Publicado às 9h25 – atualizado às 9h47
Ibovespa futuro
O Ibovespa futuro (INDZ25 contrato com vencimento para 17 de dezembro) abriu em baixa nesta quinta-feira, 16. Às 9h47 caía 0,61% aos 144.775 pontos. Embora considerado um indicador de como poderá se comportar o mercado, esse índice nem sempre antecipa as informações que vão condicionar o pregão a partir das 10h.
Dólar
Às 9h46 o dólar comercial tinha queda de 0,27% cotado a R$ 5,448 na venda.
Petróleo e minério
Às 9h10 o preço do barril de petróleo Brent subia 0,55% (US$ 62,2). O Brent é referência para a Petrobras. Nas negociações diurnas, o contrato futuro para janeiro de 2026 do minério de ferro negociado na bolsa de Dalian, na China, fechou em queda de 0,90% a 773,5 iuanes (US$ 108,5). A cotação pode impactar os papéis da brasileira Vale (VALE3) e CSN Mineração (CMIN3). Lembramos que o preço do contrato ainda tem oscilação nas próximas horas.
Prévia do PIB tem alta em agosto, mas abaixo do esperado
O Banco Central do Brasil divulgou nesta quinta-feira seu Índice de Atividade Econômica IBC-Br. O indicador teve alta de 0,4% em agosto na comparação com o mês anterior, segundo dados dessazonalizados. A projeção de analistas em pesquisa da Reuters era de alta de 0,6%. O IBC-Br é considerado uma prévia do PIB.
Notícias corporativas desta manhã:
WEG (WEGE3) anuncia aquisição do controle da Tupi Mob
A WEG (B3: WEGE3) anunciou nesta quinta-feira, 16, a celebração de acordos vinculantes para investimento e aquisição de aproximadamente 54% do capital social da Tupinambá Energia (Tupi Mob), empresa com destacada atuação no mercado de softwares e serviços completos para gestão de redes de recarga de veículos elétricos. O valor total do investimento é de R$ 38 milhões, estando sujeito a ajustes de preços comuns a este tipo de operação. A conclusão da transação está sujeita ao cumprimento de determinadas condições precedentes, dentre as quais as aprovações regulatórias necessárias relativas à transação.
Fundada em 2019, em São Paulo, a Tupi Mob é proprietária do Aplicativo Tupi, uma plataforma digital robusta que conecta usuários de veículos elétricos a redes de recarga. Com mais de 370 mil usuários cadastrados e mais de 1,3 milhão de recargas realizadas, já forneceu 26 GWh de energia.

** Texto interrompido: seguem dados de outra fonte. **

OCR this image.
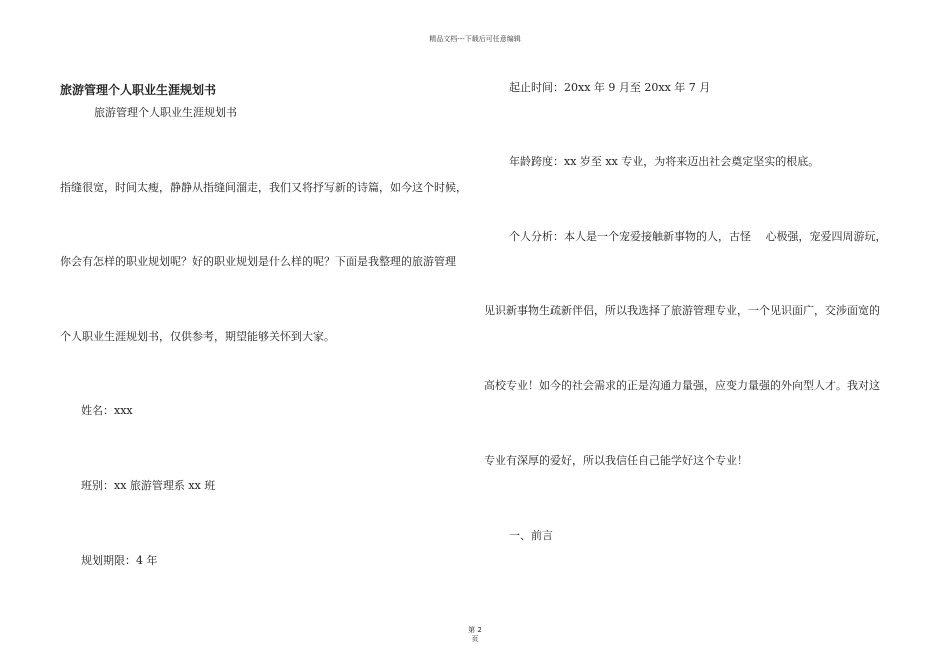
精品文档---下载后可任意编辑
旅游管理个人职业生涯规划书
旅游管理个人职业生涯规划书
指缝很宽，时间太瘦，静静从指缝间溜走，我们又将抒写新的诗篇，如今这个时候，
你会有怎样的职业规划呢？好的职业规划是什么样的呢？下面是我整理的旅游管理
个人职业生涯规划书，仅供参考，期望能够关怀到大家。
姓名：xxx
班别：xx 旅游管理系 xx 班
规划期限：4 年
起止时间：20xx 年 9 月至 20xx 年 7 月
年龄跨度：xx 岁至 xx 专业，为将来迈出社会奠定坚实的根底。
个人分析：本人是一个宠爱接触新事物的人，古怪　 心极强，宠爱四周游玩，
见识新事物生疏新伴侣，所以我选择了旅游管理专业，一个见识面广，交涉面宽的
高校专业！如今的社会需求的正是沟通力量强，应变力量强的外向型人才。我对这
专业有深厚的爱好，所以我信任自己能学好这个专业！
一、前言
第 2
页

A Tupi Mob ocupa uma posição estratégica no ecossistema de mobilidade elétrica, integrando fornecedores de energia, fabricantes de estações de recarga, operadores de redes, montadoras e usuários finais. Sua atuação é reconhecida por oferecer soluções completas e personalizadas para grandes marcas do setor automotivo e operadores de pontos de recarga. Atuando como provedora de serviços de mobilidade elétrica (eMSP), a Tupi Mob oferece o Aplicativo Tupi para usuários e a plataforma Tupi Conecta, que permite a gestão de redes de recarga por grandes marcas do setor automotivo e operadores de pontos de recarga. A operação conta com 36 colaboradores, movimentou aproximadamente R$ 40 milhões em recargas nos últimos 12 meses e registrou receita líquida de R$ 8,6 milhões em 2024.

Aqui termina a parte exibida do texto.